FOX 5 analyzed the most recent House Expenditure Reports for the past year. Payments for student loans added up to $14 million. That's all taxpayer dollars. The report doesn't list staffers by names, only which loan providers got paid and how much.

The Senate Expenditure report doesn't even do that. It lists the annual $6 million for the program, most of it paid, but nothing else.

Supporters believe that kind of money talks.

"Let's ask ourselves: 'Do we want the best employees to work in the private sector for a K Street lobbyist or do we want them working on Capitol Hill?" Fitch asked.

College students deep in debt believe the taxpayer-funded perk is a good deal and an incentive to work in the federal government.

"You're asking someone who has a lot of loans to pay, so obviously I like it," said Ally Hizel, a college student at George Washington University.

She has more than $25,000 in student loan debt and expects to have even more from graduate school.

Congress isn't the only one giving this perk. Federal agencies do it too. The latest report from the Office of Personnel Management shows federal agencies in 2011 paid more than $71 million in student loan payments out of Uncle Sam's coffers.

Yet, not everyone gets the perk. It's considered discretionary, which means it's up to federal agencies and Congress members who qualifies and gets the benefit. Surveys show both Democrats and Republicans use it, but GOP House Budget Chairman Paul Ryan's blueprint to cut spending introduced earlier this year wants the program axed.

"People don't come to Capitol Hill to get student loans reimbursed. They come to work on Capitol Hill in a very competitive environment in order to advance their careers," Schatz said. "People will still come to work for the federal government and Congress if this is eliminated."

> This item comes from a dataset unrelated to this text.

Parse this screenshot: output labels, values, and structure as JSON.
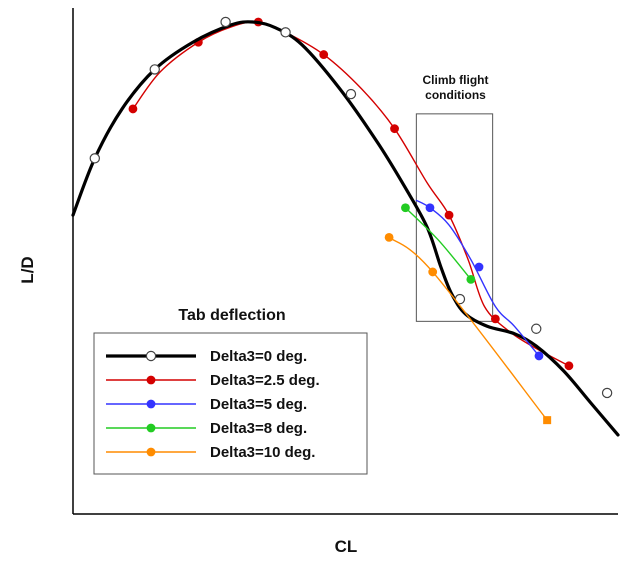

Among federal agencies, the Justice, Defense and State Departments make up the lion's share of federal student loan repayments. The average yearly amount per individual federal worker that received the benefit is $7,000. Based on estimates from the House spending reports, it's slightly lower for Congressional staff at $6,000 per person who gets it.

"Anytime you use retention tools or recruitment tools like this, it increase the likelihood that you're going to keep good people longer, and in the long run, that's a benefit to the taxpayer and to the constituent," Fitch said.

At George Washington University, one of the most expensive in the nation, law student Roberta Roberts is studying public service law. She's considering a federal job, something she would do with or without help paying her $50,000 in loans.

"There are a lot of students who are deterred from working for the federal government or public interest organizations because they know they'll be making a lot more in private practice and they need that to pay off these student loans," said Roberts.

A recent report by the Congressional Management Foundation found the student loan perks are one of the most popular in Congress. Members don't get it. Federal agencies and the House cap the total payments to $60,000 for an individual and the Senate limits it to $40,000. It does come with strings attached. Federal workers must agree to a three-year commitment to work. In Congress, it's one year.

Whether the program survives is up for debate given these days of government austerity with sequestration and shutdowns. After all the U.S. has trillions of dollars of its own debts to pay.